The Trauma, Health Equity, and Neurobiology (THEN) Center of Excellence promotes collaborative, interdisciplinary learning, innovation, clinical and basic science research and develops and disseminates model curricula for medical and health professional training. The THEN Center’s vision is to create a multidisciplinary community by 2025 that will design curricula of academic medicine and related health science training programs to include core concepts about childhood adversity, neurodevelopment, lifelong health and health equity, as well as strategies for prevention, mitigation and treatment of consequences of trauma.

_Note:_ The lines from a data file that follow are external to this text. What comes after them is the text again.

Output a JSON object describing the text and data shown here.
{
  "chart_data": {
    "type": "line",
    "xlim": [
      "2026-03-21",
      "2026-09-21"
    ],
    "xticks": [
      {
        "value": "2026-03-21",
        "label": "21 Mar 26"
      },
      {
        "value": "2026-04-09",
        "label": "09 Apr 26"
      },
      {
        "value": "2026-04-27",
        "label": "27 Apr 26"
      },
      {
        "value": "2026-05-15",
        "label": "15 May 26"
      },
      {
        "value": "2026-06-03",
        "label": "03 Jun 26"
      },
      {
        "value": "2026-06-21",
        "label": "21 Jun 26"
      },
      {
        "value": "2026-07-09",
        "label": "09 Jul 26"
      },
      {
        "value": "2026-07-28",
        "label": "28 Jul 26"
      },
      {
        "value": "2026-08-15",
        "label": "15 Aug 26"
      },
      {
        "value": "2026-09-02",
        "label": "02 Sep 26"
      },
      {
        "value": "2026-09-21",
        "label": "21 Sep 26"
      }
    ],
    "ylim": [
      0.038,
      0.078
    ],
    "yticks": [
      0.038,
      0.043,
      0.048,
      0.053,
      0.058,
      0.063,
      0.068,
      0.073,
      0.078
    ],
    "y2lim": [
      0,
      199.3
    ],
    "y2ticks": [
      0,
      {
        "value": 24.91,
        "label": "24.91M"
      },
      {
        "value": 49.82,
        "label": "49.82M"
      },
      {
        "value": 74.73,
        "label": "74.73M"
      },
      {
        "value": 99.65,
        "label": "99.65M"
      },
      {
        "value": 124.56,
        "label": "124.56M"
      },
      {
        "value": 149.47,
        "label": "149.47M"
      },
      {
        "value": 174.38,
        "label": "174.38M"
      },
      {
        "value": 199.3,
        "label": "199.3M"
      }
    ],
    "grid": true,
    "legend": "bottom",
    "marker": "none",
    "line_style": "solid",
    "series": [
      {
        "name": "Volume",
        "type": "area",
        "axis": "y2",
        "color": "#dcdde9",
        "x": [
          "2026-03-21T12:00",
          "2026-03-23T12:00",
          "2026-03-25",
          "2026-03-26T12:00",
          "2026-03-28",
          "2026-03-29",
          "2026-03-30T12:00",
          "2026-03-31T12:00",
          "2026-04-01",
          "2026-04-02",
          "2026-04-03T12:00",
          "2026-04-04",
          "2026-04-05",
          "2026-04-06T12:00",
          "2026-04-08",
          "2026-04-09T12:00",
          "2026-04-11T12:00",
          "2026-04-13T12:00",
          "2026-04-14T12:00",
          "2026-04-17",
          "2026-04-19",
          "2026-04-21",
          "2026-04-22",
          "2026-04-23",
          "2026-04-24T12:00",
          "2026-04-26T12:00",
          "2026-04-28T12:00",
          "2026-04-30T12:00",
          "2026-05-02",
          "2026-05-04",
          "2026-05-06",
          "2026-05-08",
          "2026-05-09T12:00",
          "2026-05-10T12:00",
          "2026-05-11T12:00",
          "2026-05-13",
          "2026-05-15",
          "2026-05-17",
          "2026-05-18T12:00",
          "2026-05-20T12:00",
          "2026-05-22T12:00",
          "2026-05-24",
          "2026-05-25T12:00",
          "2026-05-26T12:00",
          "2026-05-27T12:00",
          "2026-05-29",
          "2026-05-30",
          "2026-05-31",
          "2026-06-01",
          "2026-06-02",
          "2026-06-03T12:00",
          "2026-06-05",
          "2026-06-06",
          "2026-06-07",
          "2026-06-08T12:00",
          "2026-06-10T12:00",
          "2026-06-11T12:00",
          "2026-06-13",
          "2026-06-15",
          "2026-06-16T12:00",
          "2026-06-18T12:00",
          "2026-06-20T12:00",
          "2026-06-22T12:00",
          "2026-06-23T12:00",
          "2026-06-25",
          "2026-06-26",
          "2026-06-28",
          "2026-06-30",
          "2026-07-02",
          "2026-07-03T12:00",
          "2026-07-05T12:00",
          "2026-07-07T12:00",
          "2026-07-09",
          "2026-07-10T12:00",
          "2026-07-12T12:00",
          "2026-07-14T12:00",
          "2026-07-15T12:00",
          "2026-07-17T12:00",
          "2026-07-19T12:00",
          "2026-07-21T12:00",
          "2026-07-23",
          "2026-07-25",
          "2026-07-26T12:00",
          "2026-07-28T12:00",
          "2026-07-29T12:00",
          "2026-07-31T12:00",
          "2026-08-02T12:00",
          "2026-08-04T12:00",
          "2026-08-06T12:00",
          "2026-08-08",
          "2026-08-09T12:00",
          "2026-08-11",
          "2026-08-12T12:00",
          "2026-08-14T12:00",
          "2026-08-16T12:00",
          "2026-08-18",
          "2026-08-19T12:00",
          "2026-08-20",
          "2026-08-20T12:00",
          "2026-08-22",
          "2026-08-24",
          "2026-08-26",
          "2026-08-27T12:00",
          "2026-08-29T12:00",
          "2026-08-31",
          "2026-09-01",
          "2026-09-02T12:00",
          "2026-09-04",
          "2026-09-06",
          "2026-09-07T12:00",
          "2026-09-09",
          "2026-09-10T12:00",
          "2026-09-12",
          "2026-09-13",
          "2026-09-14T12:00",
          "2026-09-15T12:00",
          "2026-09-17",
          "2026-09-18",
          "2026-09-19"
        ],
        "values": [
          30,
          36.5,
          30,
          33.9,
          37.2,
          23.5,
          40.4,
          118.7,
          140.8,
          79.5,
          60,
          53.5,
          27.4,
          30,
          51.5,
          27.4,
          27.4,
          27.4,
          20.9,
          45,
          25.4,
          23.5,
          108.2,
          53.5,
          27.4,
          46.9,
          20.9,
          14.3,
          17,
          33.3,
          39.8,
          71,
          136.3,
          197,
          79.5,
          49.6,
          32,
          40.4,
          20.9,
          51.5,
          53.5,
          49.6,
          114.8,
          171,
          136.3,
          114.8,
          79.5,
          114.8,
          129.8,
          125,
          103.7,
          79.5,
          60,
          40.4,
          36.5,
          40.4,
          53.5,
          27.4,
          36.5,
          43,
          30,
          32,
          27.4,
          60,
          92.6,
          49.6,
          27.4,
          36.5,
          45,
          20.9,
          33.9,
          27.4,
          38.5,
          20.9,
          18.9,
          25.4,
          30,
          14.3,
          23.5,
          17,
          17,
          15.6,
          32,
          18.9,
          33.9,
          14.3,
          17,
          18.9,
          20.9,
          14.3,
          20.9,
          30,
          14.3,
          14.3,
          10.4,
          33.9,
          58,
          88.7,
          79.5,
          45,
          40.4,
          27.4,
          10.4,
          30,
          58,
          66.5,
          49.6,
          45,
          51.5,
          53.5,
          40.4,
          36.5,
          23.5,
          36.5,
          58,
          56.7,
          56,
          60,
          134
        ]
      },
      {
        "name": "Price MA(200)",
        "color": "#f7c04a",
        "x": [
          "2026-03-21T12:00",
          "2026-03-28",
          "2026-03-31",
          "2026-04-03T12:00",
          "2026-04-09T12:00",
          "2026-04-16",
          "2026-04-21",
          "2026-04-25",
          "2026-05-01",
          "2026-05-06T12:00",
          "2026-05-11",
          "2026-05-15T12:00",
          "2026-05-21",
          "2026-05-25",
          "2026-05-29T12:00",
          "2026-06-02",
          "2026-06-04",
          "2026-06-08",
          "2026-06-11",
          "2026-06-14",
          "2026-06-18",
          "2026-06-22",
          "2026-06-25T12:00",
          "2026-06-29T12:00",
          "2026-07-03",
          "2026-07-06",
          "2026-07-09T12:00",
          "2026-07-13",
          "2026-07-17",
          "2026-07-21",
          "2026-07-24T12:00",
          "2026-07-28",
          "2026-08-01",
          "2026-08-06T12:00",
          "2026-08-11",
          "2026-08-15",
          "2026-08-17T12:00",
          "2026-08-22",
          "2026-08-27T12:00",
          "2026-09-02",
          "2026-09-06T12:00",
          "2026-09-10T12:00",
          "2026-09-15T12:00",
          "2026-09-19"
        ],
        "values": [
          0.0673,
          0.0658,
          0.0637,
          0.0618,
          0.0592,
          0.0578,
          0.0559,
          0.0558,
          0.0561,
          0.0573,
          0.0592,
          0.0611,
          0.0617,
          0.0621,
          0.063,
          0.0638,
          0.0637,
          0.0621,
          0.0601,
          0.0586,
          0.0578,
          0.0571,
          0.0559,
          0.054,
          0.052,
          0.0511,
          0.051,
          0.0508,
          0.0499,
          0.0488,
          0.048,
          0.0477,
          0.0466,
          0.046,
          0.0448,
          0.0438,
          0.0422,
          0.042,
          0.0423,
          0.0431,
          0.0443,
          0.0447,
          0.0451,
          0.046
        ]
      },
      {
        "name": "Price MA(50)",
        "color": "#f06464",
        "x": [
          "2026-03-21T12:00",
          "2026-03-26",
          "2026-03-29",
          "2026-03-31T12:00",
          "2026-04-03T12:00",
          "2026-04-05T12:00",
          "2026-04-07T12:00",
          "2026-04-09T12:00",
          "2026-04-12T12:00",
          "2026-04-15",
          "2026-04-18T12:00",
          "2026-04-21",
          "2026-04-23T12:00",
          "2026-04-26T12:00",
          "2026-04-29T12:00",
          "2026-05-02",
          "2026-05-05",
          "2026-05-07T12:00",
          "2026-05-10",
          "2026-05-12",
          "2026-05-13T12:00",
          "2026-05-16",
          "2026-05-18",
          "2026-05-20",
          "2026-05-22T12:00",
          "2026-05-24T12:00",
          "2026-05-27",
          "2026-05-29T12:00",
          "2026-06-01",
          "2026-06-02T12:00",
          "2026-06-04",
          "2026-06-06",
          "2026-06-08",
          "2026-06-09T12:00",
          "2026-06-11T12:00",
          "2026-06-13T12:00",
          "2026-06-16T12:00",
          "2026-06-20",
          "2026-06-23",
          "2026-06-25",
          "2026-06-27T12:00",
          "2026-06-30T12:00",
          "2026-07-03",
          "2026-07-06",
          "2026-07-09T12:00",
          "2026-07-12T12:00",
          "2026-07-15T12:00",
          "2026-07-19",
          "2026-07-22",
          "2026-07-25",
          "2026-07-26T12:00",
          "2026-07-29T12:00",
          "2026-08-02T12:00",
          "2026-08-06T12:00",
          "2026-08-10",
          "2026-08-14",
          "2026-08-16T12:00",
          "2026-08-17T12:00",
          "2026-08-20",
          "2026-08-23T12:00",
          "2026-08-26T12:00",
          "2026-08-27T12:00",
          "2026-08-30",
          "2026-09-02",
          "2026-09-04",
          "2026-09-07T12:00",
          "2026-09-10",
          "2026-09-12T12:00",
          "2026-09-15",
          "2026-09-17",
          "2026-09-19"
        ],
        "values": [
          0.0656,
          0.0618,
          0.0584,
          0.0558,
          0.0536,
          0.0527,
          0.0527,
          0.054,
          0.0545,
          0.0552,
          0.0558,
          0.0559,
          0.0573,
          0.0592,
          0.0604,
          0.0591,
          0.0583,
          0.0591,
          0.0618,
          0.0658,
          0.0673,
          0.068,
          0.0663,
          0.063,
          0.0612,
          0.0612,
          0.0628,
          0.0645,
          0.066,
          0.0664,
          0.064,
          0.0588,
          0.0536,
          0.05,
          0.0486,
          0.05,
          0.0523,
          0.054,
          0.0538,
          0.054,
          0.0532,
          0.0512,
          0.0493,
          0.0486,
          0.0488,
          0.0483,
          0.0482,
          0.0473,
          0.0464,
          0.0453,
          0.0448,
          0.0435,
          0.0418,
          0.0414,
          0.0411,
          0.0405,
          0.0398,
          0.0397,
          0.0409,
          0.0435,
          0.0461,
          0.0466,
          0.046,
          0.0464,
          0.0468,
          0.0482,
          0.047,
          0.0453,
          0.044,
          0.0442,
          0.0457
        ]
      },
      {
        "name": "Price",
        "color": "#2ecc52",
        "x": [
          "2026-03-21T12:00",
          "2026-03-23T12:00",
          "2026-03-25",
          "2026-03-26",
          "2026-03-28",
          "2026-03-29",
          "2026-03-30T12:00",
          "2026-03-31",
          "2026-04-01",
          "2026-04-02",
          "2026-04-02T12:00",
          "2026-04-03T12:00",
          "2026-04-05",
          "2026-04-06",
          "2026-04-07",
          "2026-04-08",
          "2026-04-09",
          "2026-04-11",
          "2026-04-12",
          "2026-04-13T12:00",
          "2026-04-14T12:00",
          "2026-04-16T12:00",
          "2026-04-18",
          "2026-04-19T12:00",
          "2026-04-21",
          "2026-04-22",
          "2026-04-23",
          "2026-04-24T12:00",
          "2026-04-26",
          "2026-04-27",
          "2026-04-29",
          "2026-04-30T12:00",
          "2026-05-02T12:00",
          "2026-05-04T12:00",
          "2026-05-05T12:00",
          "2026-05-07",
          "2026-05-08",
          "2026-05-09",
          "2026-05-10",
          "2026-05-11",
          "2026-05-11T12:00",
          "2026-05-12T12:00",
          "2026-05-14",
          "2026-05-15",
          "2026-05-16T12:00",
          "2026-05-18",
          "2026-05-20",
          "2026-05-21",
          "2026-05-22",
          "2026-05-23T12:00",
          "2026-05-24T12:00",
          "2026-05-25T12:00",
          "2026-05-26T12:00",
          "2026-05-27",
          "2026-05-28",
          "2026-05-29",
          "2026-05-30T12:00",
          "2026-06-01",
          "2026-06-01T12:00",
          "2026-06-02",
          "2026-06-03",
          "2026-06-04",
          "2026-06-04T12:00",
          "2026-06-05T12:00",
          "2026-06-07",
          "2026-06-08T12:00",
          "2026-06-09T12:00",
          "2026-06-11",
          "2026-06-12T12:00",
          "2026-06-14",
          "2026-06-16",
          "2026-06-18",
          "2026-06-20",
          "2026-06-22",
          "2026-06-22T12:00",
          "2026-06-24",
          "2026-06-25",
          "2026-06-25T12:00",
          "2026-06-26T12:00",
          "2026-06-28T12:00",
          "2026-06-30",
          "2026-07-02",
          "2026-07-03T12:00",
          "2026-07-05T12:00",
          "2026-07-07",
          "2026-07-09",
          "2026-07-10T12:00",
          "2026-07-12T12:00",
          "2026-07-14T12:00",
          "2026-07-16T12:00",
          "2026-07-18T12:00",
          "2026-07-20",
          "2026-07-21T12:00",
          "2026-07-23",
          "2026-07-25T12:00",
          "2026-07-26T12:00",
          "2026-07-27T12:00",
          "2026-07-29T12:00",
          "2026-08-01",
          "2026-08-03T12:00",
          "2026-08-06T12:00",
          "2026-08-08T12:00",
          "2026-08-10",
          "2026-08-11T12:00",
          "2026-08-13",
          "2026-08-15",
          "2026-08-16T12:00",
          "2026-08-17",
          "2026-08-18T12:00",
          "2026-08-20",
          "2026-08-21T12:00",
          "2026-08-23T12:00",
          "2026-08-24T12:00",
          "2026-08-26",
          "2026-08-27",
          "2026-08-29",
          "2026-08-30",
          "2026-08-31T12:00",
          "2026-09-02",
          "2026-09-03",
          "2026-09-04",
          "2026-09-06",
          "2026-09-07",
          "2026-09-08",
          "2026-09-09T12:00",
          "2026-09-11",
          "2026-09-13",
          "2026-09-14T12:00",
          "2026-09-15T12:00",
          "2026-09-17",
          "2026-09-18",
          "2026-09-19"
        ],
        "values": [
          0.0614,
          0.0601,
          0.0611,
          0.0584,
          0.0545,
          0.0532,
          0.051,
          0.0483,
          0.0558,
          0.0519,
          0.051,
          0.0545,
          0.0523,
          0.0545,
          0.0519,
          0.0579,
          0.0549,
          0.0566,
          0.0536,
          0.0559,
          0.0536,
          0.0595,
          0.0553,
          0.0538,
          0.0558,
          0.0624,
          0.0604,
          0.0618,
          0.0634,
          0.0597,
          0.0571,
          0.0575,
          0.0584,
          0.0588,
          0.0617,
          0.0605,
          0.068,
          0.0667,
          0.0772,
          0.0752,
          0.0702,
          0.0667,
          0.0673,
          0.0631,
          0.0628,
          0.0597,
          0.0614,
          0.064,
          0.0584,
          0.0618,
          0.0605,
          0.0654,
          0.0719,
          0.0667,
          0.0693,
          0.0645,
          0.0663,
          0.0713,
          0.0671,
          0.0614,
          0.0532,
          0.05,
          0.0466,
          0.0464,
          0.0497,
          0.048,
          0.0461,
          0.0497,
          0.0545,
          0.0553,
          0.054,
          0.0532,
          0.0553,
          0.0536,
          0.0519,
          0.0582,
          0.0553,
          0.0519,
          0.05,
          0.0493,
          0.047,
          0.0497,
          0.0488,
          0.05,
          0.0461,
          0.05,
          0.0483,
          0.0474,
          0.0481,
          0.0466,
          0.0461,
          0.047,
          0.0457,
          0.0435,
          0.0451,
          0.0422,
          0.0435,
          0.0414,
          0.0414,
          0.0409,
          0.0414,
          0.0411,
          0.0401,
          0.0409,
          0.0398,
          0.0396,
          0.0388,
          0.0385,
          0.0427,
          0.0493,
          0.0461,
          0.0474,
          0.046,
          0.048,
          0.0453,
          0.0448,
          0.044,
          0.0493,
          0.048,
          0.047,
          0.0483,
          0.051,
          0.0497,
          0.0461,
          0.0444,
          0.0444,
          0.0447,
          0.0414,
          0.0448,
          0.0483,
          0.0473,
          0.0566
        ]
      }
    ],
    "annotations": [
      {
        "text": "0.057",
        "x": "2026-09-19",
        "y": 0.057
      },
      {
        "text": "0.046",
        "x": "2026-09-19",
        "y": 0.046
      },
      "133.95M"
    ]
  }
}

West Side United (WSU) is a collaborative effort of people and organizations who work, live and congregate on Chicago’s West Side to make their neighborhoods stronger, healthier and more vibrant places to live. Its mission is to build community health and economic wellness on Chicago’s West Side and build healthy, vibrant neighborhoods. It fulfills that mission by seeking to improve neighborhood health by addressing inequality in healthcare, education, economic vitality and the physical environment using a cross-sector, place-based strategy.